Periodic models for volatility process constitute an alternative representation for the seasonal patterns observed in data exhibits a strong seasonal volatility driven by periodic coefficients of high and law variation. Moreover, these varying-parameters can arise also when seasonality is incorporated into the theory of economic decision-making So, in this paper, we propose an extension of time-invariant coefficients threshold GARCH (TGARCH) processes to periodically time-varying coefficients (PTGARCH) one. This parametrization allows us to describe the dynamic volatility through a TGARCH model within each regime (or season), and therefore a new stylized fact that characterize the volatility by seasonal patterns. Hence, theoretical probabilistic properties of this model are derived. The necessary and sufficient conditions which ensure the strict stationarity and ergodicity (in periodic sense) solution of PTGARCH are given. We extend the standard results of the popular quasi-maximum likelihood estimator (QMLE) for estimating the unknown parameters in model. More precisely, the strong consistency and the asymptotic normality of QMLE are studied for the cases when the innovation process is an i.i.d (Strong case) or is not (Semi-strong case). A Monte Carlo study is further conducted to examine the finite sample properties of the QMLE. The simulation results reveal that the QMLE is approximately unbiased and consistent for modest sample sizes when the stationarity conditions hold. Empirical work on the exchange rates of the Algerian Dinar against the single European currency (Euro) shows that our approach also outperforms and fits the data well.

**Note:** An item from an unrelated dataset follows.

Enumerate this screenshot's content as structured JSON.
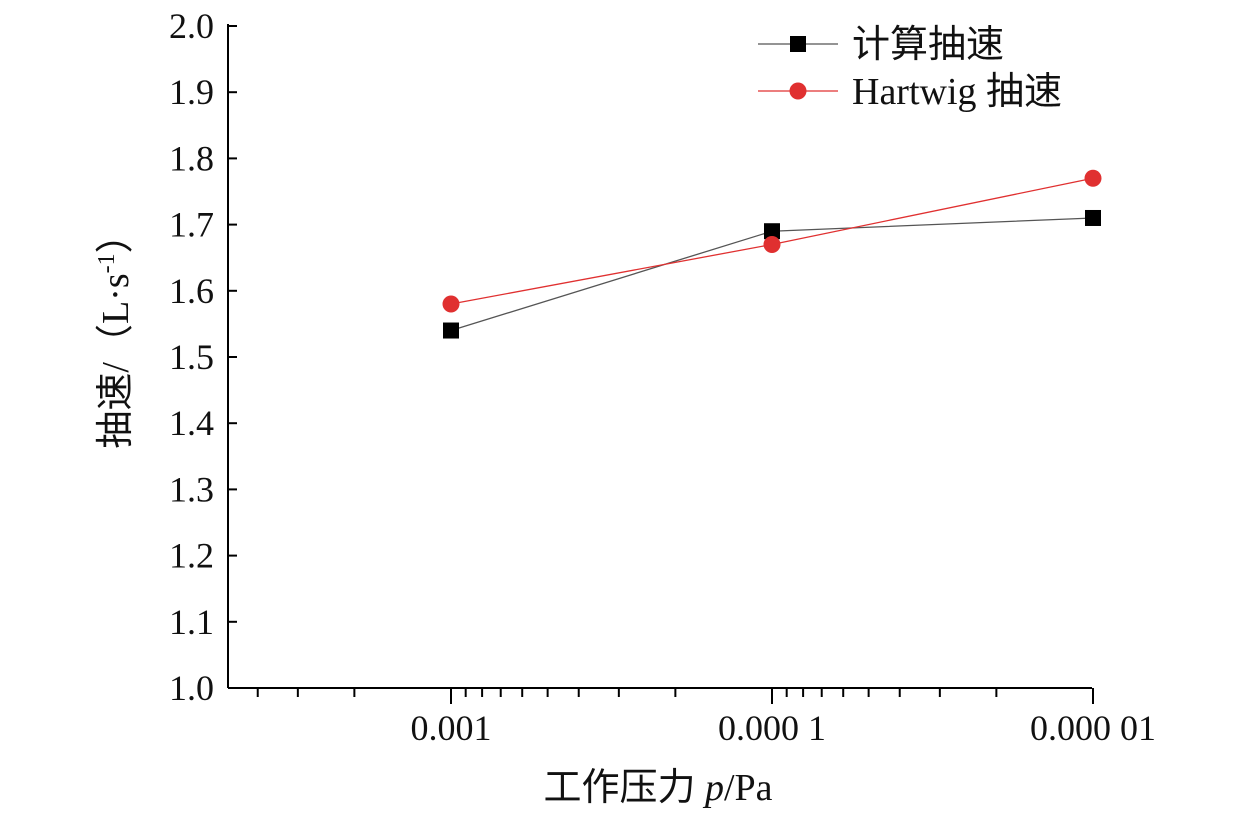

波动率过程的周期性模型构成了数据中观察到的季节性模式的替代表示，这些数据表现出由高和法律变化的周期性系数驱动的强烈的季节性波动性。此外，当将季节性因素纳入经济决策理论时，这些变化参数也会出现。因此，在本文中，我们提出将时不变系数阈值GARCH（TGARCH）过程扩展为周期性时变系数（PTGARCH））一。这种参数化使我们能够通过TGARCH描述动态波动率每个方案（或季节）内的模型，因此有一个新的程式化事实，可以通过季节性模式来表征波动率。因此，推导了该模型的理论概率性质。给出了确保PTGARCH的严格平稳性和遍历性（周期性）解决方案的充要条件。我们扩展了流行的拟最大似然估计器（QMLE）的标准结果，用于估计模型中的未知参数。更精确地，强一致性和的渐近正态QMLE进行了研究的情况下，当创新过程是独立同分布的（强的情况下）或不是（半强的情况下）。进一步进行了蒙特卡洛研究，以检验QMLE的有限样本属性。仿真结果表明，当平稳性条件成立时，对于适度的样本量，QMLE近似无偏且一致。关于阿尔及利亚第纳尔对单一欧洲货币（Euro）的汇率的经验研究表明，我们的方法也胜过并适合数据。